As the demand for storage and processing power increases companies have turned to cloud storage and processing as a solution. As Serge points out, in order to protect private and sensitive data there are different approaches that companies can take to solve this. The first is server-side encryption tools similar to those offered by Amazon and Microsoft. This encrypts data so that the system administrators of the cloud storage company do not have access to the private information.
This does not protect from the company’s own internal system administrators from accessing this information however. It supports machine learning and AI tools as the users needing to run these algorithms have the key access to decrypt the data. Server-side encryption operates by creating user policies and groups that define different access to different buckets on the cloud storage system. Problems and breeches can occur by a simple mistake of placing a file in the incorrect bucket and exposing it to users or access levels that it should not have been.

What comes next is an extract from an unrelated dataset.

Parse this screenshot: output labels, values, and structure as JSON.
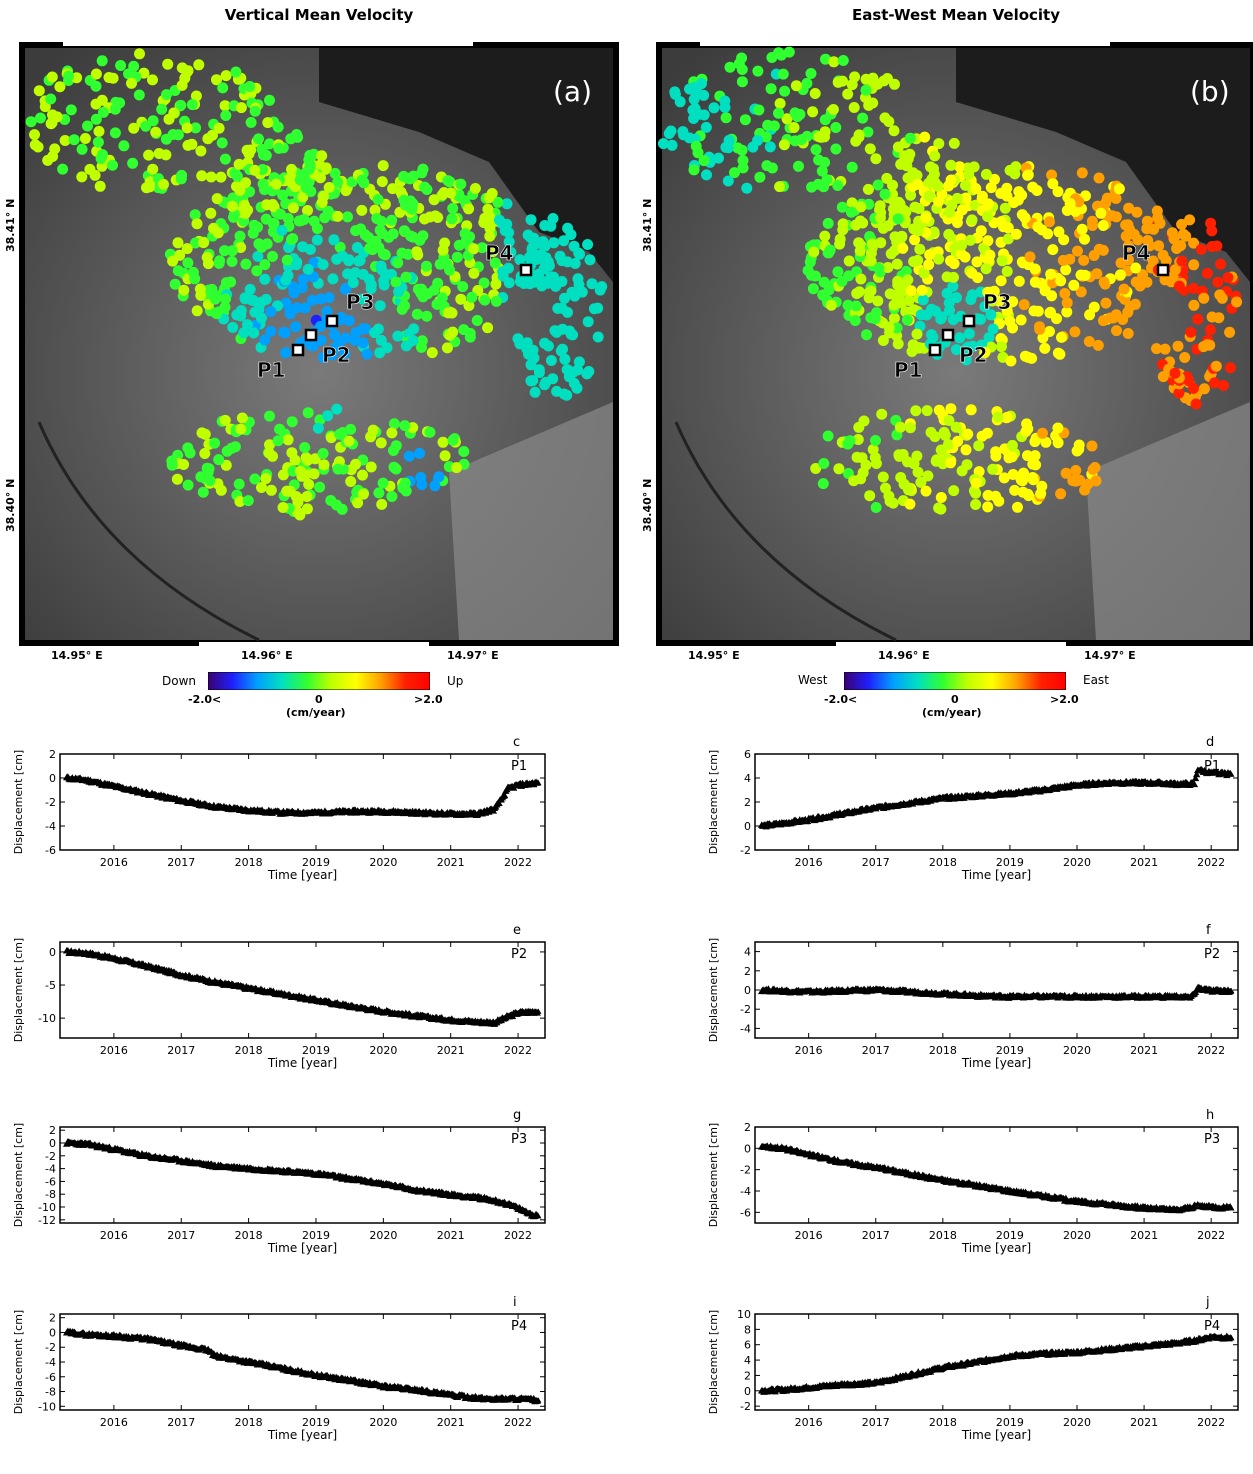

An alternative to server-side encryption is client-side encryption. This method helps protect against internal system administrators from causing a breach in data. The data is first encrypted and then put on to the cloud. This process does not grant the decryption key to the internal or cloud company system administrator. While this format does offer benefits for storing and backing up data, it makes it more problematic for running machine learning algorithms as the tools do not have the decryption key required to view the data.
Whether private data refers to an individual’s information on their phone or a global company’s records of their employees and clients, we can all relate to the importance of keeping private information private. With recent major data breaches occurring more often and personal identity theft on the rise the methods that are required to protect data have increased in scope and efficiency. Ignoring these risks in today’s world is asking for trouble. People like Serge are here to help protect that data and make the world a safer place, even if it is in a way that has not traditionally happened in the past.